Ofer comments on Plausibly, almost every powerful algorithm would be manipulative

Ofer 6 Feb 2020 19:01 UTC
LW: 1 AF: 1
AF

instead, if there are hyperparameters that prevent the error rate going below 0.1, these will be selected by gradient descent as giving a better performance.

I don’t follow this point.

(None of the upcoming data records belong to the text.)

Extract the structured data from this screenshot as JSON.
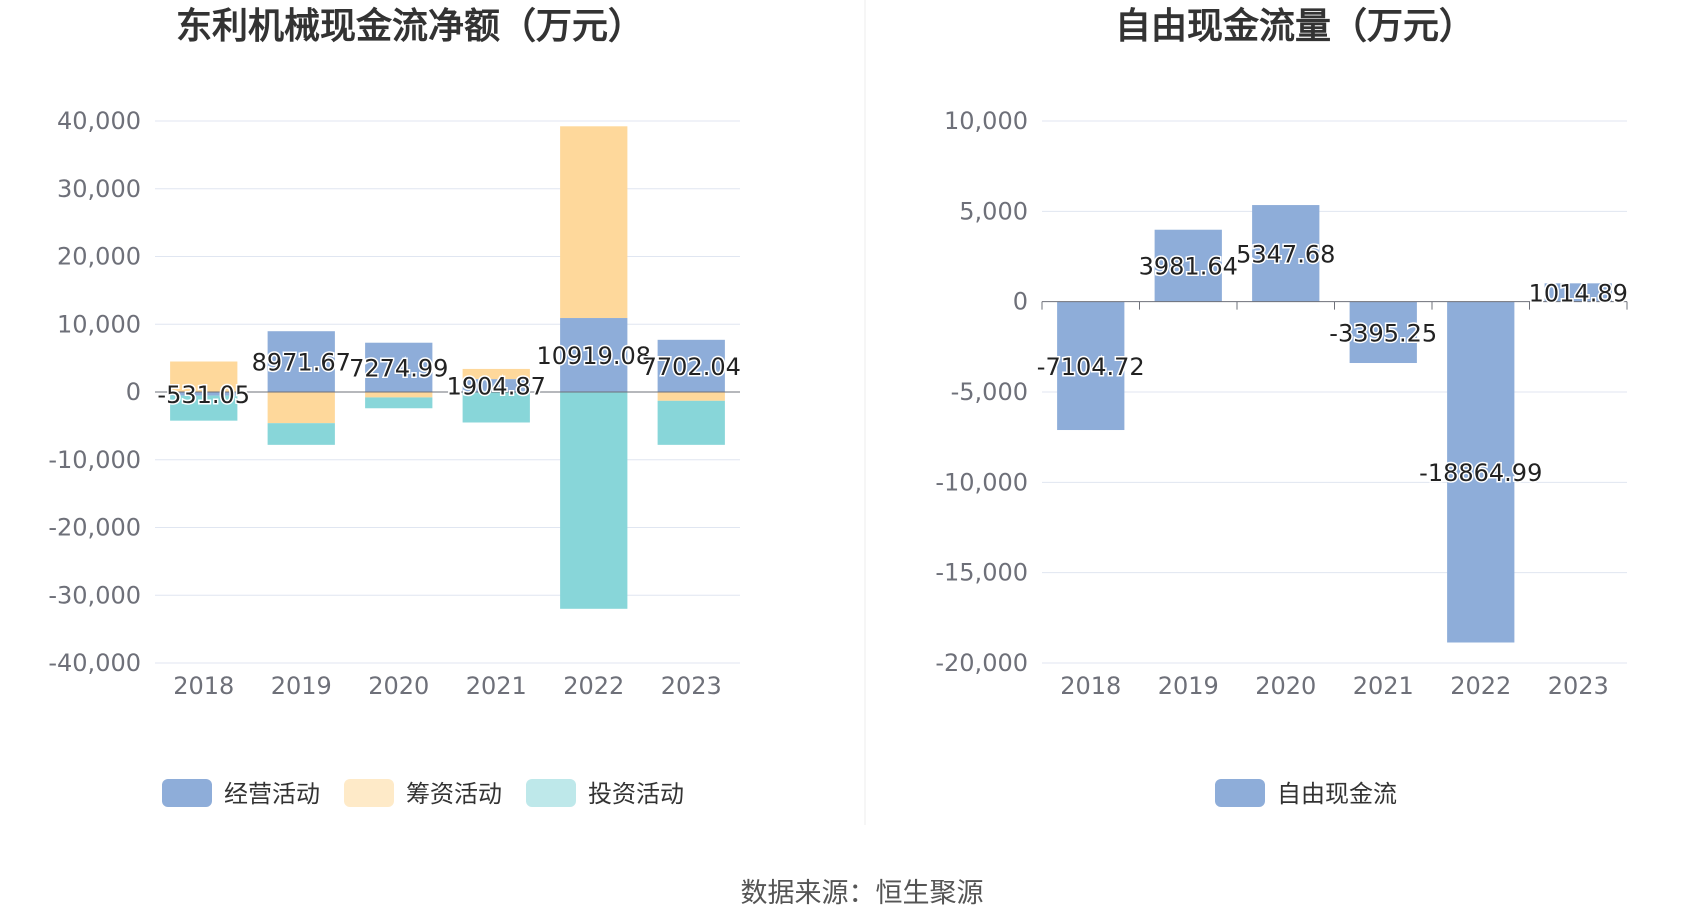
{
  "colors": {
    "operating": "#8eadd9",
    "financing": "#fed89b",
    "investing": "#88d6d9",
    "free_cash_flow": "#8eadd9",
    "grid": "#e0e6f1",
    "axis": "#6e7079",
    "divider": "#eeeeee"
  },
  "source_text": "数据来源：恒生聚源",
  "chart_data": [
    {
      "type": "bar",
      "stacked": true,
      "title": "东利机械现金流净额（万元）",
      "categories": [
        "2018",
        "2019",
        "2020",
        "2021",
        "2022",
        "2023"
      ],
      "ylim": [
        -40000,
        40000
      ],
      "yticks": [
        40000,
        30000,
        20000,
        10000,
        0,
        -10000,
        -20000,
        -30000,
        -40000
      ],
      "ytick_labels": [
        "40,000",
        "30,000",
        "20,000",
        "10,000",
        "0",
        "-10,000",
        "-20,000",
        "-30,000",
        "-40,000"
      ],
      "grid": true,
      "legend_position": "bottom",
      "series": [
        {
          "name": "经营活动",
          "color_key": "operating",
          "values": [
            -531.05,
            8971.67,
            7274.99,
            1904.87,
            10919.08,
            7702.04
          ],
          "labels": [
            "-531.05",
            "8971.67",
            "7274.99",
            "1904.87",
            "10919.08",
            "7702.04"
          ]
        },
        {
          "name": "筹资活动",
          "color_key": "financing",
          "values": [
            4500,
            -4600,
            -800,
            1500,
            28300,
            -1300
          ]
        },
        {
          "name": "投资活动",
          "color_key": "investing",
          "values": [
            -3700,
            -3200,
            -1600,
            -4500,
            -32000,
            -6500
          ]
        }
      ]
    },
    {
      "type": "bar",
      "title": "自由现金流量（万元）",
      "categories": [
        "2018",
        "2019",
        "2020",
        "2021",
        "2022",
        "2023"
      ],
      "ylim": [
        -20000,
        10000
      ],
      "yticks": [
        10000,
        5000,
        0,
        -5000,
        -10000,
        -15000,
        -20000
      ],
      "ytick_labels": [
        "10,000",
        "5,000",
        "0",
        "-5,000",
        "-10,000",
        "-15,000",
        "-20,000"
      ],
      "grid": true,
      "legend_position": "bottom",
      "series": [
        {
          "name": "自由现金流",
          "color_key": "free_cash_flow",
          "values": [
            -7104.72,
            3981.64,
            5347.68,
            -3395.25,
            -18864.99,
            1014.89
          ],
          "labels": [
            "-7104.72",
            "3981.64",
            "5347.68",
            "-3395.25",
            "-18864.99",
            "1014.89"
          ]
        }
      ]
    }
  ]
}
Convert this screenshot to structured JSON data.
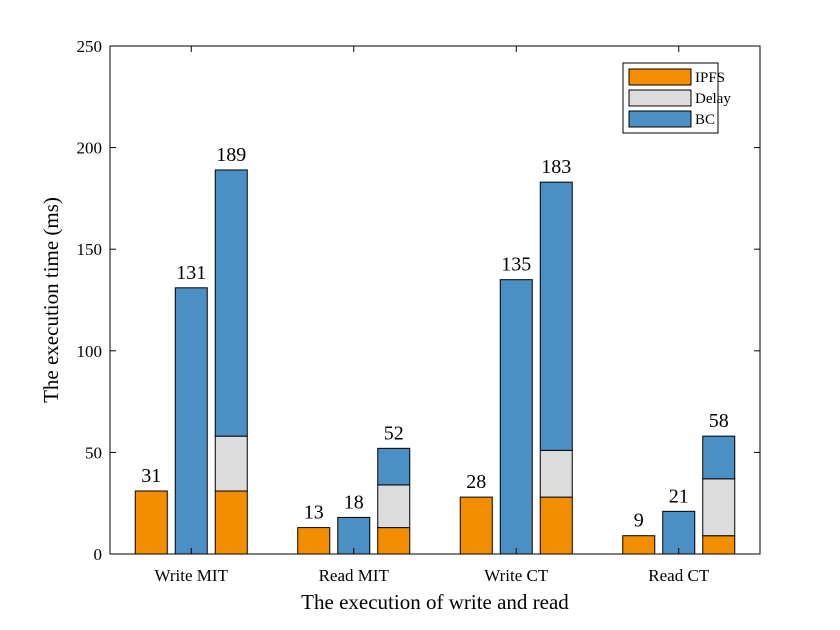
{
  "chart_data": {
    "type": "bar",
    "title": "",
    "xlabel": "The execution of write and read",
    "ylabel": "The execution time (ms)",
    "ylim": [
      0,
      250
    ],
    "yticks": [
      0,
      50,
      100,
      150,
      200,
      250
    ],
    "grid": false,
    "legend_position": "top-right",
    "categories": [
      "Write MIT",
      "Read MIT",
      "Write CT",
      "Read CT"
    ],
    "stack_components": [
      "IPFS",
      "Delay",
      "BC"
    ],
    "bars_per_category": 3,
    "bars": [
      {
        "category": "Write MIT",
        "slot": 0,
        "IPFS": 31,
        "Delay": 0,
        "BC": 0,
        "total": 31,
        "label": "31"
      },
      {
        "category": "Write MIT",
        "slot": 1,
        "IPFS": 0,
        "Delay": 0,
        "BC": 131,
        "total": 131,
        "label": "131"
      },
      {
        "category": "Write MIT",
        "slot": 2,
        "IPFS": 31,
        "Delay": 27,
        "BC": 131,
        "total": 189,
        "label": "189"
      },
      {
        "category": "Read MIT",
        "slot": 0,
        "IPFS": 13,
        "Delay": 0,
        "BC": 0,
        "total": 13,
        "label": "13"
      },
      {
        "category": "Read MIT",
        "slot": 1,
        "IPFS": 0,
        "Delay": 0,
        "BC": 18,
        "total": 18,
        "label": "18"
      },
      {
        "category": "Read MIT",
        "slot": 2,
        "IPFS": 13,
        "Delay": 21,
        "BC": 18,
        "total": 52,
        "label": "52"
      },
      {
        "category": "Write CT",
        "slot": 0,
        "IPFS": 28,
        "Delay": 0,
        "BC": 0,
        "total": 28,
        "label": "28"
      },
      {
        "category": "Write CT",
        "slot": 1,
        "IPFS": 0,
        "Delay": 0,
        "BC": 135,
        "total": 135,
        "label": "135"
      },
      {
        "category": "Write CT",
        "slot": 2,
        "IPFS": 28,
        "Delay": 23,
        "BC": 132,
        "total": 183,
        "label": "183"
      },
      {
        "category": "Read CT",
        "slot": 0,
        "IPFS": 9,
        "Delay": 0,
        "BC": 0,
        "total": 9,
        "label": "9"
      },
      {
        "category": "Read CT",
        "slot": 1,
        "IPFS": 0,
        "Delay": 0,
        "BC": 21,
        "total": 21,
        "label": "21"
      },
      {
        "category": "Read CT",
        "slot": 2,
        "IPFS": 9,
        "Delay": 28,
        "BC": 21,
        "total": 58,
        "label": "58"
      }
    ],
    "legend": [
      {
        "name": "IPFS",
        "color": "#f28e00"
      },
      {
        "name": "Delay",
        "color": "#dcdcdc"
      },
      {
        "name": "BC",
        "color": "#4a90c4"
      }
    ]
  }
}
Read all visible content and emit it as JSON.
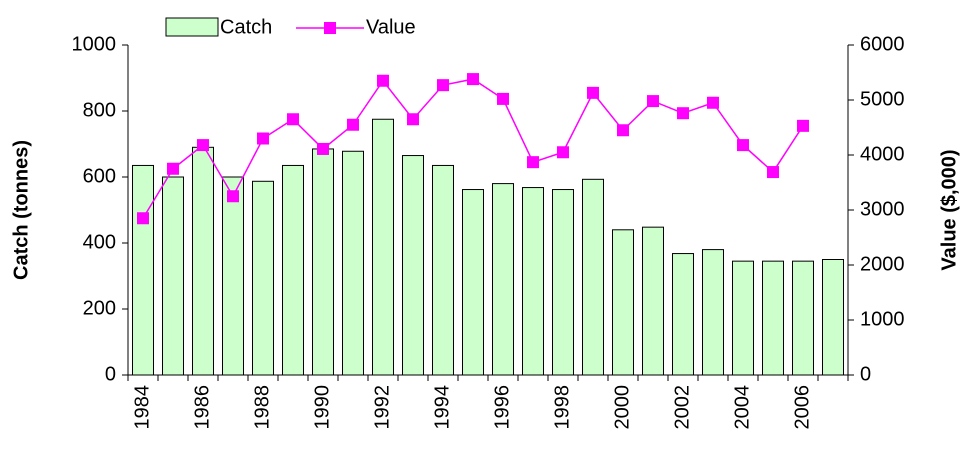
{
  "chart_data": {
    "type": "bar_line",
    "categories": [
      "1984",
      null,
      "1986",
      null,
      "1988",
      null,
      "1990",
      null,
      "1992",
      null,
      "1994",
      null,
      "1996",
      null,
      "1998",
      null,
      "2000",
      null,
      "2002",
      null,
      "2004",
      null,
      "2006",
      null
    ],
    "series": [
      {
        "name": "Catch",
        "type": "bar",
        "color": "#ccffcc",
        "values": [
          635,
          600,
          690,
          600,
          587,
          635,
          685,
          678,
          775,
          665,
          635,
          562,
          580,
          568,
          562,
          593,
          440,
          448,
          368,
          380,
          345,
          345,
          345,
          350
        ]
      },
      {
        "name": "Value",
        "type": "line",
        "axis": "y2",
        "color": "#ff00ff",
        "values": [
          2850,
          3750,
          4180,
          3250,
          4300,
          4650,
          4110,
          4550,
          5350,
          4650,
          5270,
          5380,
          5020,
          3870,
          4050,
          5130,
          4450,
          4980,
          4760,
          4950,
          4180,
          3690,
          4530,
          null
        ]
      }
    ],
    "y_label": "Catch (tonnes)",
    "y2_label": "Value ($,000)",
    "ylim": [
      0,
      1000
    ],
    "yticks": [
      0,
      200,
      400,
      600,
      800,
      1000
    ],
    "y2lim": [
      0,
      6000
    ],
    "y2ticks": [
      0,
      1000,
      2000,
      3000,
      4000,
      5000,
      6000
    ],
    "grid": false,
    "legend": "top"
  }
}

If we’re talking about using SGD to update (hyper)parameters, using a batch of images from the currently used datasets, then the gradient update would be determined by the gradient of the loss with respect to that batch of images.
- Stuart_Armstrong 7 Feb 2020 10:46 UTC
  LW: 2 AF: 1
  AF Parent
  To keep it simple, assume the hyperparameters are updated by evolutionary algorithm or some similar search-then-continue-or-stop process.
  - Ofer 7 Feb 2020 12:41 UTC
    LW: 1 AF: 1
    AF Parent
    I want to flag that—in the case of evolutionary algorithms—we should not assume here that the fitness function is defined with respect to just the current batch of images, but rather with respect to, say, all past images so far (since the beginning of the entire training process); otherwise the selection pressure is “myopic” (i.e. models that outperform others on the current batch of images have higher fitness).
    
    (I might be over-pedantic about this topic due to previously being very confused about it.)